In spite of Lot’s compromises, we see a shocking viewpoint in 2 Peter 2:4-9. God called Lot just and righteous.

Are we bothered and grieved by the unrighteousness of this world as Lot was vexed by what went on in Sodom and Gomorrah?

Many of us who know Christ are like Lot. We’re counted righteous, but we won’t get the heavenly reward we could have gotten. A compromised life does not offer us God’s best. See Romans 6:1-2.

How can you keep from living out the perils of a compromised life?


You and I cannot successfully be a follower of this world and a follower of Christ. Put on the new man, as Paul exhorts several times.

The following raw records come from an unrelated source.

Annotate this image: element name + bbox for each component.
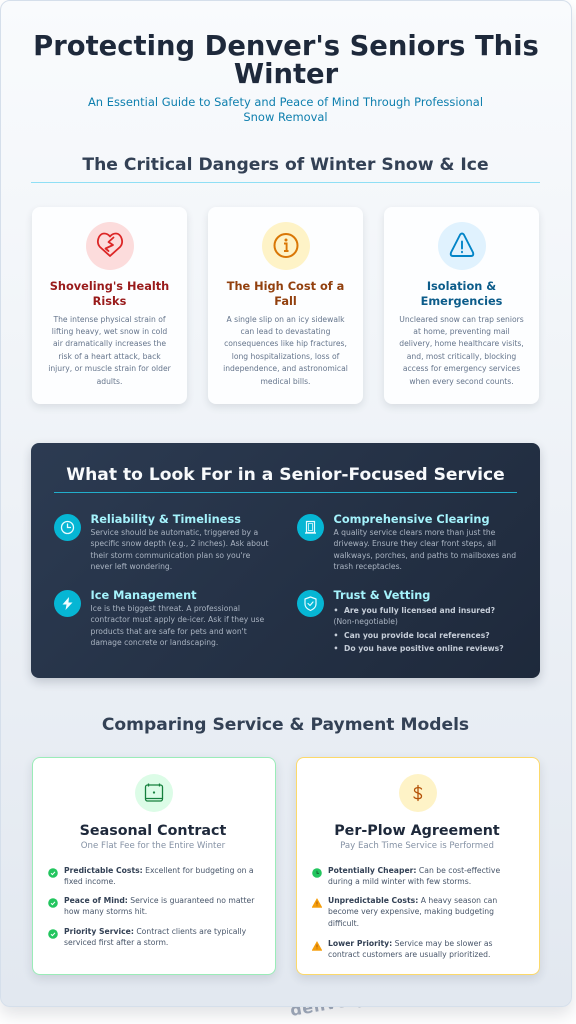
icon: check [48, 868, 58, 878]
feature text: Ice is the biggest threat. A professional [90, 604, 240, 613]
feature: clearing [297, 512, 516, 571]
panel: what to look for [31, 443, 540, 678]
feature: reliability [54, 512, 268, 571]
heading: dangers: The Critical Dangers of Winter Snow & Ice [82, 155, 489, 175]
icon: broken heart [86, 222, 134, 270]
item text [328, 866, 500, 886]
card text: medical bills. [260, 377, 310, 386]
icon: check [48, 929, 58, 939]
item text [64, 926, 246, 947]
icon: info [262, 222, 310, 270]
card title: The High Cost of a [227, 278, 344, 292]
checklist: Do you have positive online reviews? [344, 644, 504, 653]
checklist: (Non-negotiable) [334, 617, 398, 626]
item text: become very expensive, making budgeting [328, 907, 494, 916]
card subtitle: One Flat Fee for the Entire Winter [81, 840, 225, 850]
item text: Unpredictable Costs: A heavy season can [328, 896, 497, 905]
feature text: specific snow depth (e.g., 2 inches). Ask about [90, 539, 268, 548]
item text [328, 896, 497, 928]
icon: clock badge [312, 868, 322, 878]
card text: lifting heavy, wet snow in cold [52, 327, 167, 336]
watermark: denverplow [289, 982, 402, 1020]
item text: Priority Service: Contract clients are typically [64, 926, 246, 936]
card text: A single slip on an icy sidewalk [226, 314, 345, 324]
card title [50, 278, 169, 308]
feature: trust [297, 588, 504, 653]
item text: Potentially Cheaper: Can be cost-effective [328, 866, 500, 874]
feature: ice [54, 588, 264, 647]
feature title: Trust & Vetting [334, 588, 430, 602]
icon: dollar [398, 774, 436, 812]
feature text: trash receptacles. [334, 562, 402, 571]
item: predictable [48, 866, 254, 886]
panel heading: What to Look For in a Senior-Focused Service [66, 464, 505, 484]
checklist: Are you fully licensed and insured? [344, 606, 495, 615]
panel: health risks [32, 207, 187, 404]
item text: difficult. [328, 919, 359, 928]
feature text [90, 528, 268, 571]
feature title: Ice Management [90, 588, 197, 602]
title: Winter [234, 58, 338, 90]
feature title: Reliability & Timeliness [90, 512, 241, 526]
item text [328, 938, 493, 959]
checklist: • [334, 606, 338, 615]
panel: isolation [384, 207, 539, 404]
card text [223, 314, 348, 386]
item text: during a mild winter with few storms. [328, 877, 471, 886]
checklist: • [334, 630, 338, 640]
card title [226, 278, 344, 308]
feature title: Comprehensive Clearing [334, 512, 490, 526]
icon: shield [297, 590, 324, 617]
card text: consequences like hip fractures, [224, 339, 347, 348]
item: priority [48, 926, 246, 947]
item text: fixed income. [64, 877, 116, 886]
subtitle: Snow Removal [243, 110, 328, 124]
header [33, 30, 539, 124]
heading: comparing models: Comparing Service & Payment Models [102, 715, 469, 735]
item: peace of mind [48, 896, 254, 916]
card text: independence, and astronomical [223, 364, 348, 373]
feature text: driveway. Ensure they clear front steps, all [334, 539, 496, 548]
card text: The intense physical strain of [53, 314, 166, 324]
item text: contract customers are usually prioritized. [328, 950, 490, 959]
card title: Emergencies [421, 294, 502, 308]
feature text: damage concrete or landscaping. [90, 638, 218, 647]
card text: delivery, home healthcare visits, [399, 339, 524, 348]
subtitle [88, 94, 483, 124]
checklist: Can you provide local references? [344, 630, 490, 640]
card text: air dramatically increases the [53, 339, 166, 348]
card text: at home, preventing mail [413, 327, 510, 336]
feature text: never left wondering. [90, 562, 172, 571]
card title: Per-Plow Agreement [334, 823, 500, 839]
icon: bolt [54, 590, 81, 617]
feature text: walkways, porches, and paths to mailboxes and [334, 551, 516, 560]
card text: Uncleared snow can trap seniors [399, 314, 524, 324]
item text [64, 896, 254, 916]
card text: access for emergency services [403, 364, 520, 373]
feature text [90, 604, 264, 647]
card text: long hospitalizations, loss of [232, 352, 339, 361]
item text: Peace of Mind: Service is guaranteed no matter [64, 896, 254, 905]
feature text: contractor must apply de-icer. Ask if they use [90, 615, 264, 624]
title [33, 30, 539, 90]
card title: Seasonal Contract [80, 823, 226, 839]
panel: seasonal contract [32, 757, 276, 975]
card title: Isolation & [427, 278, 496, 292]
icon: clock [54, 514, 81, 541]
card text [48, 314, 171, 386]
icon: check [48, 898, 58, 908]
feature text: their storm communication plan so you're [90, 551, 250, 560]
card text [399, 314, 524, 386]
icon: door [297, 514, 324, 541]
item text: Lower Priority: Service may be slower as [328, 938, 493, 948]
subtitle: An Essential Guide to Safety and Peace of Mind Through Professional [88, 94, 483, 108]
checklist: • [334, 644, 338, 653]
item text: Predictable Costs: Excellent for budgeting on a [64, 866, 254, 874]
item: cheaper [312, 866, 500, 886]
feature text: products that are safe for pets and won't [90, 627, 247, 636]
card title [421, 278, 502, 308]
item text [64, 866, 254, 886]
card text: and, most critically, blocking [407, 352, 516, 361]
item: unpredictable [312, 896, 497, 928]
card text: adults. [97, 377, 122, 386]
icon: warning badge [312, 898, 322, 908]
feature text: A quality service clears more than just the [334, 528, 495, 537]
card text: when every second counts. [409, 377, 514, 386]
icon: warning badge [312, 941, 322, 951]
title: Protecting Denver's Seniors This [33, 30, 539, 62]
card text: risk of a heart attack, back [58, 352, 161, 361]
item: lower priority [312, 938, 493, 959]
item text: how many storms hit. [64, 907, 147, 916]
feature text [334, 528, 516, 571]
card title: Shoveling's Health [50, 278, 169, 292]
panel: cost of a fall [208, 207, 363, 404]
card title: Fall [274, 294, 297, 308]
card text: can lead to devastating [241, 327, 330, 336]
checklist [334, 606, 504, 653]
panel: per-plow agreement [296, 757, 540, 975]
card title: Risks [93, 294, 126, 308]
feature text: Service should be automatic, triggered by a [90, 528, 258, 537]
card text: injury, or muscle strain for older [48, 364, 171, 373]
card subtitle: Pay Each Time Service is Performed [340, 840, 494, 850]
icon: calendar [134, 774, 172, 812]
item text: serviced first after a storm. [64, 938, 168, 947]
icon: warning [438, 222, 486, 270]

We must break with the past life and its way of thinking. 2 Corinthians 10:3-5 tells us how to do this by applying the Holy Spirit.

We must get into God’s word. How can we love and serve God if we don’t know Him? Know the book to know its Author. We must spend time with Him to know what He wants us to do and what He wants to do in our lives.

Getting into His word will change our outlook in ways we can’t imagine now.

This is part of what it means to abide in Christ. See John 14:15, 23 and 15:4-9.

An Old Testament example sets the pattern for us. It describes Hezekiah, King of Judah, the southern part of Israel. 2 Kings 18:6 says, “For he clave to the LORD…”

See 1 John 2:28 and 3:3 for further motivation to abide in Christ.

The Holy Spirit enables us. Seek more from Him. See Philippians 1:6.

Furthermore, God is worthy. He is worthy of more than anything you and I have ever given Him before, or ever could give. See Isaiah 40:25 and Revelation 4:10-11.

How do we reckon God worthy? As 1 John 2:15-17 puts so plainly, “Love not the world.”

Those who have truly served the Lord have thought him to be worthy. God tells us what he thought of them in Hebrews 11: 38, which contains the phrase, “Of whom the world was not worthy.”

In Revelation 3:20 Jesus extends a touching invitation to have intimate, one on one fellowship with you and me. How humbling!

If you haven’t confessed your sinfulness before God and received Christ as savior, you’re missing out on that. It’s not too late to come to Him.

If you know Christ, explore the pleasures of communion with God and deepen your relationship with Him.